Monitoring a Docker Compose project in production is critical to ensure application health, performance, and reliability. Below is a step-by-step guide detailing how to monitor the project effectively.
Observability Setup
To monitor the application running in Docker Compose, incorporating observability tools is essential. Commonly used tools include Prometheus for metrics gathering, Grafana for visualization, and logs aggregation services like ELK Stack or Fluentd.
Code Integration
Prometheus Configuration
To enable Prometheus monitoring, modify your docker-compose.yml
to include a Prometheus service and exporter. The following snippet demonstrates how to set this up:
services:
frontend:
image: nginx
container_name: frontend
volumes:
- project-data:/data
prometheus:
image: prom/prometheus
container_name: prometheus
ports:
- "9090:9090"
volumes:
- ./prometheus.yml:/etc/prometheus/prometheus.yml
networks:
- monitoring
volumes:
project-data:
driver: local
driver_opts:
type: none
o: bind
device: "${TEST_DIR}"
networks:
monitoring:
driver: bridge
Prometheus Configuration File
The prometheus.yml
file configures Prometheus to scrape metrics from your service. An example configuration could look like this:
global:
scrape_interval: 15s
scrape_configs:
- job_name: 'frontend'
static_configs:
- targets: ['frontend:80'] # Adjust accordingly based on your service's metrics endpoint.
Application Metrics
In your Go application, ensure that you are exposing an endpoint that provides metrics in the Prometheus format. Use the prometheus/client_golang
library to create him.
Install the package:
go get github.com/prometheus/client_golang/prometheus
go get github.com/prometheus/client_golang/prometheus/promhttp
Example code for exposing metrics:
package main
import (
"net/http"
"github.com/prometheus/client_golang/prometheus"

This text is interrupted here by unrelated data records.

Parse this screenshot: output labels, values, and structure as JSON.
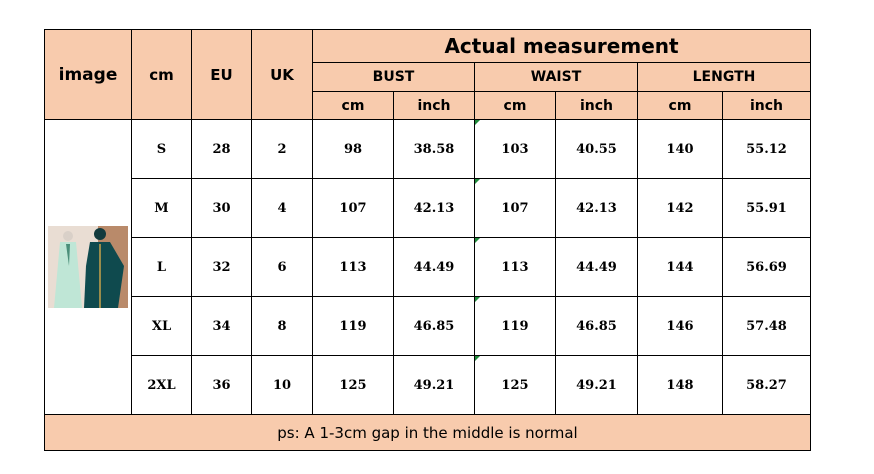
{
  "table": {
    "header": {
      "image": "image",
      "cm": "cm",
      "eu": "EU",
      "uk": "UK",
      "group": "Actual measurement",
      "measures": [
        "BUST",
        "WAIST",
        "LENGTH"
      ],
      "units": [
        "cm",
        "inch",
        "cm",
        "inch",
        "cm",
        "inch"
      ]
    },
    "rows": [
      [
        "S",
        "28",
        "2",
        "98",
        "38.58",
        "103",
        "40.55",
        "140",
        "55.12"
      ],
      [
        "M",
        "30",
        "4",
        "107",
        "42.13",
        "107",
        "42.13",
        "142",
        "55.91"
      ],
      [
        "L",
        "32",
        "6",
        "113",
        "44.49",
        "113",
        "44.49",
        "144",
        "56.69"
      ],
      [
        "XL",
        "34",
        "8",
        "119",
        "46.85",
        "119",
        "46.85",
        "146",
        "57.48"
      ],
      [
        "2XL",
        "36",
        "10",
        "125",
        "49.21",
        "125",
        "49.21",
        "148",
        "58.27"
      ]
    ],
    "footer": "ps: A 1-3cm gap in the middle is normal"
  }
}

"github.com/prometheus/client_golang/prometheus/promhttp"
)
var (
requestCount = prometheus.NewCounterVec(
prometheus.CounterOpts{
Name: "http_requests_total",
Help: "Total number of HTTP requests",
},
[]string{"path"},
)
)
func init() {
prometheus.Register(requestCount)
}
func handler(w http.ResponseWriter, r *http.Request) {
requestCount.WithLabelValues(r.URL.Path).Inc()
// Handle request
}
func main() {
http.Handle("/metrics", promhttp.Handler())
http.HandleFunc("/", handler)
http.ListenAndServe(":8080", nil)
}
Log Monitoring
For log aggregation, consider integrating the ELK Stack (Elasticsearch, Logstash, and Kibana) or a simpler logging framework. The following demonstrates how to set up a basic logging structure using Docker Compose.
Adding ELK Stack
Extend your docker-compose.yml
:
services:
elasticsearch:
image: elasticsearch:7.9.2
environment:
- discovery.type=single-node
ports:
- "9200:9200"
logstash:
image: logstash:7.9.2
ports:
- "5044:5044"
volumes:
- ./logstash.conf:/usr/share/logstash/pipeline/logstash.conf
kibana:
image: kibana:7.9.2
ports:
- "5601:5601"
Logstash Configuration
Create a logstash.conf
to configure the input and output of logs:
input {
docker {
port => "5044"
type => "docker-logs"
}
}
output {
elasticsearch {
hosts => ["elasticsearch:9200"]
}
}
Conclusion
By integrating monitoring and logging tools into the Docker Compose setup, you ensure a robust production environment where you can easily observe and respond to application behavior and performance metrics.
For detailed examples and more configurations, refer to the Prometheus and ELK Stack documentation.